15th May 2018 09:37
LONDON (Alliance News) - CYBG PLC, the owner of Clydesdale & Yorkshire bank brands in the UK, on Tuesday said it swung to a loss for the first half due to increased provisions for mis-selling of payment protection insurance.
For the six months to March-end, the company recorded a pretax loss of GBP95 million, compared with a profit of GBP46 million in the year earlier period, on a net interest income of GBP426 million and GBP411 million, respectively.
Exceptional costs relating to PPI totalled GBP220 million in the period, up sharply from GBP19 million a year ago.
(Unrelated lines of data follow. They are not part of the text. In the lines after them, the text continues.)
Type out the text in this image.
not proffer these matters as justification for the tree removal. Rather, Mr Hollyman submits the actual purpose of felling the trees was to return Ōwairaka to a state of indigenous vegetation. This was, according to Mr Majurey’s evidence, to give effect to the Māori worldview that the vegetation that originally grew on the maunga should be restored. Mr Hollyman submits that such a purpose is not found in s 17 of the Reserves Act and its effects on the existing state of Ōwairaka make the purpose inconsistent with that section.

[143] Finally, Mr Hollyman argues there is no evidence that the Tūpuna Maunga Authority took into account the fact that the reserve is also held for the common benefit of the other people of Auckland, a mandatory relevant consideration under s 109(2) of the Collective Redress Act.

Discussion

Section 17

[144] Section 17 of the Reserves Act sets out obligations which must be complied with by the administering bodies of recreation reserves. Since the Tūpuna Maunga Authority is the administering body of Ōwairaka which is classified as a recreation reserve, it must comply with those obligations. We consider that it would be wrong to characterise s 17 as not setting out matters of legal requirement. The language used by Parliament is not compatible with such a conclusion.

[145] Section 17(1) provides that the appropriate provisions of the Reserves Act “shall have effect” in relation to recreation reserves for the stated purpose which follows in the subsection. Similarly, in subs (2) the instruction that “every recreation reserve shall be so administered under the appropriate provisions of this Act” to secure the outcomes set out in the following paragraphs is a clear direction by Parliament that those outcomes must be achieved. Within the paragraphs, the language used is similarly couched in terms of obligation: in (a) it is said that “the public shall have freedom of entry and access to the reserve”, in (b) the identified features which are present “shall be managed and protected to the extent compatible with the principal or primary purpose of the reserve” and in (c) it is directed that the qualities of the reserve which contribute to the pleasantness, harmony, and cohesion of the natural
The lender has concluded that a further charge of GBP350 million will be required to close-out the PPI remediation programme.
On an adjusted basis, CYBG recorded pretax profit of GBP158 million for the first half, compared with GBP123 million in the year ago period.
For 2018, the company expects net interest margin of 220 basis points and underlying costs of less than GBP640 million. Net interest margin for the first half stood at 2.18% versus 2.26%.
CYBG said its CET1 ratio on March 31 was 11.3%, down from 12.5% a year before.
"While the economic outlook remains uncertain, CYBG is well positioned to continue executing our existing strategy and to capture future growth opportunities across both our Retail and SME businesses in the year ahead," said Chief Executive David Duffy.
Shares in the company were trading 6.0% lower at 303.80 pence Tuesday morning.
CYBG last week made an GBP1.60 billion stock offer to acquire rival Virgin Money Holdings PLC in a bid to create "UK's leading challenger bank". Under the deal, CYBG offered to buy all Virgin Money's issued share capital at an exchange ratio of 1.1297 new CYBG shares per Virgin Money share. CYBG provided no update on the bid in Tuesday's statement.